Published on 29.01.2026
TLDR: Reading the tea leaves of Tech Twitter and LinkedIn suggests OpenAI has acqui-hired the Cline team into Codex. Kilo is responding by making their backend source-available and offering credits to Cline contributors to keep the open-source coding agent community alive.
Summary:
This is the pattern we've seen play out countless times in open source, and it's happening again. Cline, the VS Code extension that proved powerful coding agents could live directly in the IDE, appears to have been acqui-hired by OpenAI. The team members are now reportedly on the Codex team. Congratulations to them - very few startups ever see any kind of exit, and you don't get this opportunity unless you build something genuinely valuable.
But let's be honest about what usually follows these acquisitions. "Open" survives as a word, but the reality changes. Pull requests slow down. Third-party contributors vanish. Decisions move behind closed doors. The community that built the project becomes an audience watching from the outside. It's not malicious - it's just the natural gravitational pull of corporate ownership.
Kilo is positioning itself as the alternative, and they're backing it up with concrete commitments. Their VS Code extension, JetBrains plugin, and CLI are already Apache 2.0 - that license is irrevocable. Even if Kilo the company disappears tomorrow, that code stays open forever. By February 6, 2026, they're making their Kilo Gateway and Cloud backend source-available as well: the orchestration layer, cloud tools, sessions - all of it will be proprietary but visible for reading, auditing, and learning from.
The company's pedigree adds credibility here. Sid Sijbrandij, who co-founded Kilo, kept GitLab open for over 11 years and took it public as an open-core company. He co-founded Open Core Ventures specifically to prove that open core can scale into a real business without closing doors on contributors.

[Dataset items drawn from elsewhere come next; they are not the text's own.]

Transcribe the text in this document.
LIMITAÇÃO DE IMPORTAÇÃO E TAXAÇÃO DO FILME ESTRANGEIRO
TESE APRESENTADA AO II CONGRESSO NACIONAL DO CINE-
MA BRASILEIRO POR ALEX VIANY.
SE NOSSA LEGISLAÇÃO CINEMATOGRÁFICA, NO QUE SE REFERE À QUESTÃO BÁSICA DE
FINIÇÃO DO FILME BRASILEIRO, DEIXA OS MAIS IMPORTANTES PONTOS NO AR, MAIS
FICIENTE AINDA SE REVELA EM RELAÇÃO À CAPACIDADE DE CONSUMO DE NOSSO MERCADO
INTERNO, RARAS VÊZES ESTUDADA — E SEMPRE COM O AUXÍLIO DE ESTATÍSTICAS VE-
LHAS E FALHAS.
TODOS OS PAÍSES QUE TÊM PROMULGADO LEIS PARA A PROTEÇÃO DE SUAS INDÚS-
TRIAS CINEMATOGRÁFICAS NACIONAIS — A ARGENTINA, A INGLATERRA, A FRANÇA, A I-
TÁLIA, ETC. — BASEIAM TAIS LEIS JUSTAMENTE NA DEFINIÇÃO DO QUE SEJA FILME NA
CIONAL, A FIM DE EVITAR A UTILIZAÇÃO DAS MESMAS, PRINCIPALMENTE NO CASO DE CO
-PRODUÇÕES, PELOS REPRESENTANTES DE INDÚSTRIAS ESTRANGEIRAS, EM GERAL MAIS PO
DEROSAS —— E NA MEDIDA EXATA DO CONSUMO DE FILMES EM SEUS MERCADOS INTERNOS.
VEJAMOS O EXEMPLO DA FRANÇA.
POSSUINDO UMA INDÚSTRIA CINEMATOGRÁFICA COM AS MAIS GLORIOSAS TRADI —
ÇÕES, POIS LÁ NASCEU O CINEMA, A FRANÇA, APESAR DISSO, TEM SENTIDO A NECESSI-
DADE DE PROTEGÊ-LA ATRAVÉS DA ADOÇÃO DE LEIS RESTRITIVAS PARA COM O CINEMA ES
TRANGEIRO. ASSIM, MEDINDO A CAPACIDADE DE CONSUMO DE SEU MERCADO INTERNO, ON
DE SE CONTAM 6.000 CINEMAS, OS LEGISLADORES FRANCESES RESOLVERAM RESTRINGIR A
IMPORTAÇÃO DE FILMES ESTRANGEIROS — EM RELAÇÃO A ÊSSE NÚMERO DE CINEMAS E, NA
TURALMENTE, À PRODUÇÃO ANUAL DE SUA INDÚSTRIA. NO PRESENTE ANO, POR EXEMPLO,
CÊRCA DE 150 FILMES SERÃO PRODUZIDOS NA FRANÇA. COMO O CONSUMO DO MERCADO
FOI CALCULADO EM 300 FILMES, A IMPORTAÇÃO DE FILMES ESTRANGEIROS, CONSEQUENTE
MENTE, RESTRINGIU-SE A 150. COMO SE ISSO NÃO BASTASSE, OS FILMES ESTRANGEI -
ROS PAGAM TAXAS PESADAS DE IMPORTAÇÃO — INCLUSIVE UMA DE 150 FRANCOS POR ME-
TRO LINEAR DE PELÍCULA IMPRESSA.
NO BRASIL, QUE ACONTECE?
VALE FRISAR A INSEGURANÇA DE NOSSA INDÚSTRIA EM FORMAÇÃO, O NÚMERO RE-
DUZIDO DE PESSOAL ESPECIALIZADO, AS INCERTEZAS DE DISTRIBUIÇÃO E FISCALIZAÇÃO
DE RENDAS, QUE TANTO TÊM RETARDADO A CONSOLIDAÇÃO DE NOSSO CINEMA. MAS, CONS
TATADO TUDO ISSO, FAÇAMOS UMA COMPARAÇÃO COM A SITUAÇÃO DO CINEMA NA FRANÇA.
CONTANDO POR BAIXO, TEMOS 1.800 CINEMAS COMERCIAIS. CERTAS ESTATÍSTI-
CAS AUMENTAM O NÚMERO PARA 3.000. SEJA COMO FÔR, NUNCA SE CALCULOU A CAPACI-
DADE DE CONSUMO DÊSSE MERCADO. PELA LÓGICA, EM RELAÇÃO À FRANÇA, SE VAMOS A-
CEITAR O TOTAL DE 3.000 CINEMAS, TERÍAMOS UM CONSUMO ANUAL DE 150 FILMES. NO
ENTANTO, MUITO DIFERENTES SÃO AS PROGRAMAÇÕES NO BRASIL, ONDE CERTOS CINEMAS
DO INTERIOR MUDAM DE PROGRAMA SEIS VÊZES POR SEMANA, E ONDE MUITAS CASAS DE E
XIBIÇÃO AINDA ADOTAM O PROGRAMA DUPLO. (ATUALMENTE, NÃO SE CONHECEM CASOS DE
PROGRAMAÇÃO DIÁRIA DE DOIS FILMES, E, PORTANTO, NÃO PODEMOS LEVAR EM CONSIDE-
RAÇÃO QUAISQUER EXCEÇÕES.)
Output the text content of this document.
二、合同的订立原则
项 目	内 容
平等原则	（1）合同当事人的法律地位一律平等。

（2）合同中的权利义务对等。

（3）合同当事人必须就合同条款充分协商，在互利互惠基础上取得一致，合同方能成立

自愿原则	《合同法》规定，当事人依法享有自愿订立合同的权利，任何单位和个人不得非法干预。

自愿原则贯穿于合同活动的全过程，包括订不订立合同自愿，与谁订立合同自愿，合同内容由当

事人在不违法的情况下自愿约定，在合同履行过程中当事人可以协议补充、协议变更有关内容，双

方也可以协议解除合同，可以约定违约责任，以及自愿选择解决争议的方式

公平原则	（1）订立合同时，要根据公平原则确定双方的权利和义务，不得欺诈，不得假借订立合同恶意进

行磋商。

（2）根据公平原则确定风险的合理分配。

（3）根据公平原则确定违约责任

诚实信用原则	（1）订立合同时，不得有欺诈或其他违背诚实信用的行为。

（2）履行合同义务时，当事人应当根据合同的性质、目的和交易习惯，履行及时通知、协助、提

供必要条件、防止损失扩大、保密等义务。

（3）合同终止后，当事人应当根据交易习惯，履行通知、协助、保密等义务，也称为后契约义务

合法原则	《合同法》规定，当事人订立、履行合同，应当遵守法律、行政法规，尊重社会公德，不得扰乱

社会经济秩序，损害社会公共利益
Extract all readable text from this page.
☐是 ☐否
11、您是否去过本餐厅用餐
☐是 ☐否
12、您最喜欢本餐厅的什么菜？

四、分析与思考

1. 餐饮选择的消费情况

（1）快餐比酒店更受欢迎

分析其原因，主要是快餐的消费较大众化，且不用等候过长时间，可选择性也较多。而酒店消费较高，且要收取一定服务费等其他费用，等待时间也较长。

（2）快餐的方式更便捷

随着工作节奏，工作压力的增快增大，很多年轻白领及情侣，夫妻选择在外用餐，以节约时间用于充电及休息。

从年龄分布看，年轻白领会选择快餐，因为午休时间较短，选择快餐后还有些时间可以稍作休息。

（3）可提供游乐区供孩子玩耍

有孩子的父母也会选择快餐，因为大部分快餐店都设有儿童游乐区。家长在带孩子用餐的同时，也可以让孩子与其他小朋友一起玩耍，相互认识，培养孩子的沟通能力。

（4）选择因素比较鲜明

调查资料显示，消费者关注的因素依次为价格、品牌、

For teams and architects evaluating coding agent tools, this is a useful reminder to think carefully about lock-in and sustainability. Tools built on open-source foundations can disappear into corporate black boxes. The Apache 2.0 license matters because it's irrevocable - even if the company pivots or gets acquired, your ability to use, fork, and build on the code remains protected. Source-available backends are a middle ground that provides transparency and auditability even when the code isn't fully open.
Kilo is also putting money where their mouth is: $100 in credits for every Cline contributor, $150 for every PR merged to Kilo in February, and they're flying up to 5 contributors to Amsterdam for an in-person hackathon. Whether this succeeds in capturing the Cline community remains to be seen, but the investment is real.